Orang yang merasa sedang melakukan kebaikan, ketika dinasehati kira-kira akan sadar, bertaubat dan merasa bersalah tidak? Ya tidak mungkin mau bertaubat karena merasa yang dilakukan itu adalah hal yang baik dan benar. Beda dengan pelaku dosa besar yang diletakkan pada urutan berikutnya (nomer tiga) oleh Ibnu Qayyim. Orang yang melakukan dosa besar misal berzina, minum minuman keras, membunuh dan seterusnya paling tidak di hatinya pasti masih ada rasa sesal dan merasa bersalah walaupun mungkin kadarnya sedikit. Karena mereka merasa telah melakukan perbuatan buruk dan salah, maka kemungkinan besar untuk diajak bertaubat dan menyadari kesalahannya itu lebih besar.

Sedangkan para pelaku bid’ah merasa sedang beribadah dan melakukan kebaikan seperti halnya juga fitnah yang menimpa kaum muslimin dengan melakukan pembunuhan, pengeboman, pemberontakan kepada pemimpin muslim dan lain-lain atas nama agama dan meyakini bahwa perbuatan buruk tersebut adalah hal benar dan merasa sedang melakukan sebuah ibadah besar dan merasa sedang melakukan hal yang baik (menurut pemikiran mereka sendiri). Perbuatan dosa besar yang dicampur dengan pemahaman yang salah ya beginilah akhirnya. Mati sangit dikatakan sebagai mati syahid dan seterusnya. Padahal banyak sekali dalil shahih yang dilanggar dalam perbuatan ini dan yang dirugikan juga adalah kaum muslimin yang tidak bersalah dan yang berjalan di jalan yang lurus dan ajaran Islam yang lurus ikut-ikutan terseret jadi buruk bahkan Rasulullah jadi bahan hinaan dan pelecehan, akibat dari segelintir oknum yang pemahamannya salah dan menyimpang tapi merasa di atas kebenaran. Tapi bukan di sini tempat untuk menjelaskan semuanya.

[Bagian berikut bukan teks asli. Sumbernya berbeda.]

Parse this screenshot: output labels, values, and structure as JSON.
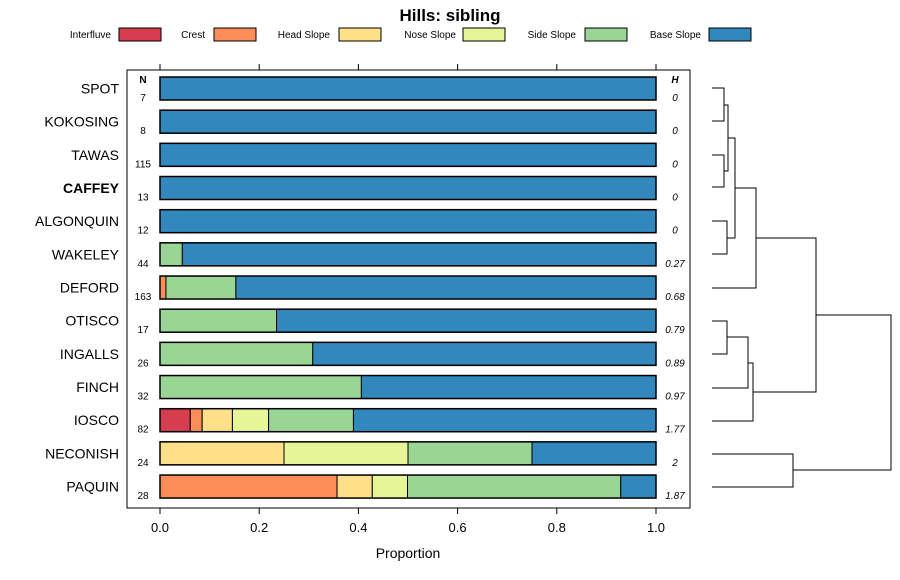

Ini hanya salah satu contoh bagaimana setan menipu manusia dengan menanamkan pemikiran yang salah tapi dianggap baik oleh pelakunya.

Ucapan andalan pelaku bid’ah adalah ini kan baik, niat kami kan baik, kami melakukan ini dengan ikhlas. Apa jeleknya shalat, apa buruknya baca al-qur’an, apa jeleknya dzikir dan seterusnya. Makanya mereka sulit bertaubat dan Iblis senang dengan hal ini. Karena mereka merasa sedang beribadah dan merasa sedang mengerjakan kebaikan.

Perhatikan lagi penjelasan Ibnul Jauzi dalam kitab Talbis Iblis halaman 5 terkait bid’ah.

Diriwayatkan dari Aisyah Radhiyallahu Anha, ia berkata, “Rasulullah bersabda (yang artinya): “Barangsiapa yang membuat sesuatu yang baru dalam urusan kami ini (urusan agama) yang tidak ada perintah di dalamnya (asalnya), maka hal itu ditolak.” (HR. Bukhari no. 2697 dan Muslim no. 1718)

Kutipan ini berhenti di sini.